To run the setup script, we call the following from the command line
python setup.py install
The package files are copied to our python library directory. If we plan to keep developing the package, we can install it in "developer mode" as
python setup.py develop
In this case, the files are symlinked rather than copied.
Testing¶
A software package requires tests to ensure that it works properly.
Tests don't have to be complicated. They are simply a check to verify that your code does what it is supposed to do.
To add tests to our project, we create create the file temperature_unit_convert/tests/test_unit_convert.py
. (We also need an __init__.py
file in the tests
directory.) The example below shows an example of a test function for our package.
import pytest
from temperature_unit_convert.temperature_unit_convert import k_to_c, c_to_k, temp_from_F, temp_to_F
def test_unit_convert():
# some known results
# Verify that the "round trip" conversion from and back to C.
for orig in [10, 20, 30]:
new = k_to_c(c_to_k(orig))
assert new == orig
# Verify that the "round trip" conversion from and back to F.

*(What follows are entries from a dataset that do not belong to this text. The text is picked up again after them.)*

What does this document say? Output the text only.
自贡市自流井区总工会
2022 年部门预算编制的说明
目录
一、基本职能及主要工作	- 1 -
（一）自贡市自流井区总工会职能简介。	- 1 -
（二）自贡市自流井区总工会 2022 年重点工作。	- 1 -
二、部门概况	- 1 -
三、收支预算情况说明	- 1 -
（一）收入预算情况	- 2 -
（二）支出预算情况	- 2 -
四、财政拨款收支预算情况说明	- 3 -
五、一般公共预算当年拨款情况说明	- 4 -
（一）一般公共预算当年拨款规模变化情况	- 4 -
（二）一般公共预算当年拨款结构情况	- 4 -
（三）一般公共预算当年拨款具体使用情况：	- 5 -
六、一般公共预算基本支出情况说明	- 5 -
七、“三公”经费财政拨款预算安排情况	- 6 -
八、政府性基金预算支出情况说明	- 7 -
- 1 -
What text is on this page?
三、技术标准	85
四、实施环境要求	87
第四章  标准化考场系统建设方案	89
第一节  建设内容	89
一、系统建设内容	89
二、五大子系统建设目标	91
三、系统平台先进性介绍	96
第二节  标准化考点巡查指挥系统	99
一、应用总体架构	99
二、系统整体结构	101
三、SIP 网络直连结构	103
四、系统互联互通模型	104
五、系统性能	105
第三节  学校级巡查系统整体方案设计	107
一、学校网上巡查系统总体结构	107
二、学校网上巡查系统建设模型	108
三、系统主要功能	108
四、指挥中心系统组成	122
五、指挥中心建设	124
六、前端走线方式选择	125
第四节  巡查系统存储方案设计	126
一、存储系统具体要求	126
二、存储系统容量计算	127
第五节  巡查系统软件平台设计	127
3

for orig_F in [100, 90, 95]:
new = temp_from_F(temp_to_F(orig_F))
assert new == orig_F
# now check that we can't pass the wrong number of arguments
with pytest.raises(TypeError):
k_to_c(1, 2, 3)
We will use pytest to run our tests. If you don't have pytest installed in your active python environment, take a minute to run pip install pytest
from the command line. Now run
py.test -v
from the root directory of your project. You should see a notification that the tests passed. Try playing around with the tests to cause something to fail.
Publishing python package to github¶
Go to your GitHub, open a new repository named temperature_unit_convert
. Make it Public.
Under terminal, go back to your package directory. First clean the directory:
python setup.py clean --all
Initiate a git repository:
git init
Add and commit your package:
git add *
git commit -m 'initial commit'
Follow the command on GitHub, push this repository to your new GitHub repository
git remote add origin https://github.com/xjin49/temperature_unit_convert.git
git branch -M main
git push -u origin main
Now you should be able to see your python package in your Github.